Sales Enablement is one of PMM’s three core accountabilities and the one that generates the most visible short-term results. It’s also the one most likely to become a content factory if you’re not careful. The goal isn’t to produce assets. The goal is to help Sales win.
Those are different goals. Keep them separate in your mind.
What Enablement Actually Is
Enablement is the discipline of making sure the people who sell your product have the knowledge, tools, and confidence to have the right conversation with the right person at the right moment.
Knowledge: they understand the product, the ICP, the value props, the competitive landscape. Tools: they have the assets they need to support the conversation — decks, battlecards, one-pagers, demo scripts. Confidence: they’ve practised. They know how to handle the hard questions. They know what to say when a competitor is brought up.
Most PMMs nail the tools part. The knowledge and confidence parts are harder because they require ongoing relationship and investment, not just a Confluence page with a link to the latest deck.
The Core Toolkit
The pitch deck. The single most important sales asset most companies get wrong. A good pitch deck tells the story. It opens with the problem, makes the buyer feel seen, articulates the value in outcome language (not feature language), and builds toward a clear ask. It is not a product feature tour. It is not a company history. It is a story with a point of view.
The battlecard. Covered in the previous section, but worth saying here: this is the asset Sales reaches for most in competitive deals. Keep it short, keep it honest, keep it current.
The demo script / discovery guide. Often underinvested in. A good demo isn’t a product walk-through, it’s a story told through the product. The script helps reps understand what to show, in what order, and what to say about each part so it connects to the buyer’s problem rather than the product’s capabilities.
The one-pager. The leave-behind. Two sides of a page that captures the problem, the solution, the differentiation, and the proof. Buyers share these internally after meetings. They need to be able to stand alone.
The objection handling guide. Every sales team hears the same ten objections repeatedly. Document them, document the best answers, and make sure the whole team knows them. This is a living document that improves every time a rep finds a better response.
Email templates. Painful to admit, but incredibly high-leverage. A well-crafted prospecting email or follow-up sequence that the rep can personalise takes hours of per-rep reinvention off the table.
The Trap: Producing Assets Nobody Uses
The most common PMM frustration: you build the deck, you share it in Slack, three people react with a thumbs up, and then Sales keeps using their own version. Or the old version. Or nothing at all.

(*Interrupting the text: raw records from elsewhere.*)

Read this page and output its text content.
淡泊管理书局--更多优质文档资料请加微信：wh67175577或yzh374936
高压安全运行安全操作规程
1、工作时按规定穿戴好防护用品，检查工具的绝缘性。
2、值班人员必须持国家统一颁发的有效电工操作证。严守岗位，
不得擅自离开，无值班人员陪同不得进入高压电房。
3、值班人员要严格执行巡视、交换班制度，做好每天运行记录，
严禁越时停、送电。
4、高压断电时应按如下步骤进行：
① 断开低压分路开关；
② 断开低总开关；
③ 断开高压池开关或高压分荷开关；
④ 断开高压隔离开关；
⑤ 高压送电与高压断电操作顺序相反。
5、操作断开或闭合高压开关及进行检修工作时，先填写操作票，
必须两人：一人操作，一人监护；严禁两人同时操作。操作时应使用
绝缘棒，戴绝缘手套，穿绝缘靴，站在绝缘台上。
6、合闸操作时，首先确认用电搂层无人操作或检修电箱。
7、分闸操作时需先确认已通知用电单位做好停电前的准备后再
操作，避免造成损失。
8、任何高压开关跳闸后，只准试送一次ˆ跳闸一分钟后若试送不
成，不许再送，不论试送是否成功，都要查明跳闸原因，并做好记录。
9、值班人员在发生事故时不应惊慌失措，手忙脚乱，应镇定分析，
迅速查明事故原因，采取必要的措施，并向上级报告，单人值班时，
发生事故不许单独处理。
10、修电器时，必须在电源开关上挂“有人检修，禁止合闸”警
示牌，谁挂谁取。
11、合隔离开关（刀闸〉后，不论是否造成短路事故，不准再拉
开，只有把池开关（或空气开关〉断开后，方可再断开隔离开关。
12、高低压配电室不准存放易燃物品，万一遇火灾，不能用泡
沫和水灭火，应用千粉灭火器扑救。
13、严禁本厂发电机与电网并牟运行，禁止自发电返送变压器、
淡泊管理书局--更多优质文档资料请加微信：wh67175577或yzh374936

A few things that increase adoption dramatically:
First, build it with Sales, not for them. Have a rep in the room when you’re building the pitch deck. Their resistance during the build process is valuable feedback you want to hear before launch, not after.
Second, run it live before you release it. A 30-minute session where you walk through the deck or battlecard with the team, take questions, and get real reactions is worth more than any Confluence page.
Third, make it easy to find and hard to ignore. If the asset lives in a folder that hasn’t been opened in six months, it doesn’t matter how good it is.
How Do You Know It’s Working?
You ask. Regularly.
After a deal closes, ask the rep what they used. After a deal is lost, ask what they wish they’d had. Run a quarterly check-in with your top three reps: what’s working, what’s missing, what’s out of date?
The signal that enablement is working isn’t asset downloads. It’s reps saying “I used the battlecard in a competitive deal and it helped.” It’s a shortened sales cycle on competitive deals. It’s consistent messaging in discovery calls instead of six different versions of the pitch.
That’s the bar. Set it early, and measure against it.